Петр Степаныч чин чином: сотворив два метания, простился, благословился.

— Никак вечор до солнышка вплоть? — по-прежнему улыбаясь, спросила мать Таисея.

— Было дело, матушка, — отрезал Самоквасов. — Признаться сказать, не помню, как и до светлицы доволокся… Шибко зашибли!

— Ах вы, греховодники, греховодники! — шутливо говорила игуменья. — Выдумают же такие дела во святой обители чинить! Что ни стоят скиты, а такого дела ни у нас, ни по другим местам не бывало… Матушка-то Манефа, поди-ка, чать, как разгневалась…

— Что мы у нее посуды переколотили! — махнув рукой, усмехнулся Самоквасов.

— Посуда-то чем провинилась? Ах вы, озорники, озорники! Ну, да уж не диви бы на вас, молодых, старики-то, старики-то туда же! Чем бы унимать молодых, а они сами! — говорила мать Таисея.

— И зачинщиками-то они были… Мы бы разве посмели? — сказал Петр Степаныч.

— Так и я думала, — молвила Таисея. — А всем затеям корень, поди, чай, Патап Максимыч. Буен во хмелю-то. Бедовый! Чуть что не по нем, только держись.

— Он, матушка, все и затевал. И Марко Данилыч тоже, и голова Михайло Васильич, — отвечал Самоквасов. — А мы, что же? Молокососы перед ними… А другое слово сказать, не отставать же нам от старших. Нельзя! Непочтительно будет. Старших почитать велено, во всем слушаться… Ну, мы и слушались.

— Вестимо, их вина, — сказала Таисея. — Как молодым старших учить, как супротив их идти? Ни в больших, ни в малых, ни в путных, ни в беспутных делах так не ведется… Выкушай-ка, сударь Петр Степаныч, — прибавила она, подавая Самоквасову чашку чаю. — А не то опохмелиться не желаете ли? Я бы настоечки принесла сорокатравчатой, хорошая настоечка, да рыжечков солененьких либо кисленького чего, бруснички, что ли, аль моченых яблочков. Очень пользительно после перепоя-то. Одобряют…

— Нет уж, матушка, лучше не стану. А то чего доброго: похмеляться зачнешь, да опять запьешь, — молвил, усмехаясь, Самоквасов. — Мы уж лучше ужо, на простинах со стариками.

— Нешто седни отъезжают? — с любопытством спросила мать Таисея.

— Вечером сбираются, — ответил Петр Степаныч. — Опять у вас по скиту тишь да гладь пойдет, опять безмятежное житие зачнется. Спасайтесь тогда себе, матушки, на здоровье.
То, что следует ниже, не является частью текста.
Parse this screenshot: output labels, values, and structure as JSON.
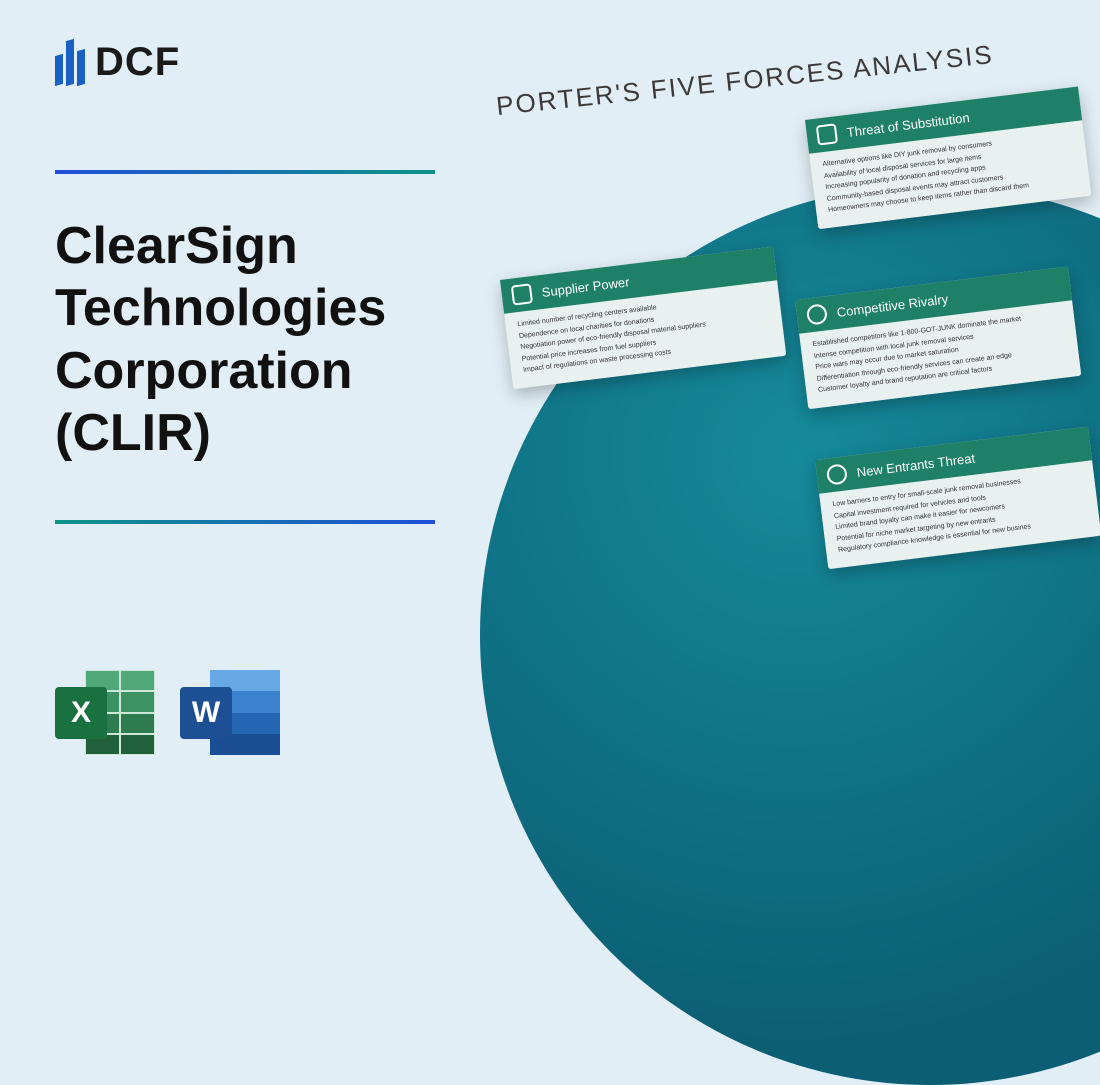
{
  "logo": {
    "text": "DCF"
  },
  "title": "ClearSign Technologies Corporation (CLIR)",
  "icons": {
    "excel": "X",
    "word": "W"
  },
  "graphic_title": "PORTER'S FIVE FORCES ANALYSIS",
  "colors": {
    "background": "#e1eef5",
    "card_header": "#1e8067",
    "circle_gradient_from": "#158a9b",
    "circle_gradient_to": "#0b5e73",
    "divider_from": "#1e4fd8",
    "divider_to": "#0e9388",
    "excel_badge": "#18713f",
    "word_badge": "#1d4f94"
  },
  "cards": {
    "substitution": {
      "title": "Threat of Substitution",
      "items": [
        "Alternative options like DIY junk removal by consumers",
        "Availability of local disposal services for large items",
        "Increasing popularity of donation and recycling apps",
        "Community-based disposal events may attract customers",
        "Homeowners may choose to keep items rather than discard them"
      ]
    },
    "supplier": {
      "title": "Supplier Power",
      "items": [
        "Limited number of recycling centers available",
        "Dependence on local charities for donations",
        "Negotiation power of eco-friendly disposal material suppliers",
        "Potential price increases from fuel suppliers",
        "Impact of regulations on waste processing costs"
      ]
    },
    "rivalry": {
      "title": "Competitive Rivalry",
      "items": [
        "Established competitors like 1-800-GOT-JUNK dominate the market",
        "Intense competition with local junk removal services",
        "Price wars may occur due to market saturation",
        "Differentiation through eco-friendly services can create an edge",
        "Customer loyalty and brand reputation are critical factors"
      ]
    },
    "entrants": {
      "title": "New Entrants Threat",
      "items": [
        "Low barriers to entry for small-scale junk removal businesses",
        "Capital investment required for vehicles and tools",
        "Limited brand loyalty can make it easier for newcomers",
        "Potential for niche market targeting by new entrants",
        "Regulatory compliance knowledge is essential for new busines"
      ]
    }
  }
}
От нашего брата, от буяна, помехи вам больше не будет, — шутливо прибавил он.

— Какое наше спасенье! — смиренно вздохнула мать Таисея. — Во грехах родились, во грехах и скончаемся… Еще чашечку!.. Грехи-то, грехи наши, сударь Петр Степаныч!.. Грехи-то наши великие!.. Как-то будет их нести перед страшного судию, неумытного?.. Как-то будет за них ответ-от держать!.. Ох ты, господи, господи!.. Царь ты наш небесный, боже милостивый!.. Так и Марко Данилыч седни же едет?

— Сегодня хотел, — отвечал Самоквасов.

— И с дочкой?

— Должно быть, и с дочкой.

— Гм! А мы чаяли, что Дунюшка-то маленько погостит у матушки Манефы, на старом-то на своем пепелище. Здесь ведь росла, здесь и обучалась, — говорила мать Таисея. — Впервые после того навестила наш Комаров… Видел, какая раскрасавица?.. Вот бы тебе невеста, Петр Степаныч, — прибавила, немного помолчав, мать Таисея. — Право!.. Гляди-ка, краля какая! Пышная, здоровая, кровь с молоком. А нрава тихого, кроткая, разумная такая да рассудливая… Опять же одна дочь у отца, а капиталы у него великие. К твоему-то богатству да ее-то бы…

— Никак, матушка, в свахи пошла? — засмеялся Самоквасов. — В каки идешь? В жениховы, в погуби-красу али в пуховые?[213].

вернуться

212

Черствыми именинами зовут день, следующий за днем ангела.

вернуться

213

На больших, богатых свадьбах бывают три свахи: «женихова» — которая сватает; «погуби-красу», она же «расчеши-косу», иначе «невестина» — что находится при невесте во время свадебных обрядов и расчесывает косу после венчанья; «пуховая», или «постельная», — которая отводит молодых на брачную постель, а поутру убирает ее.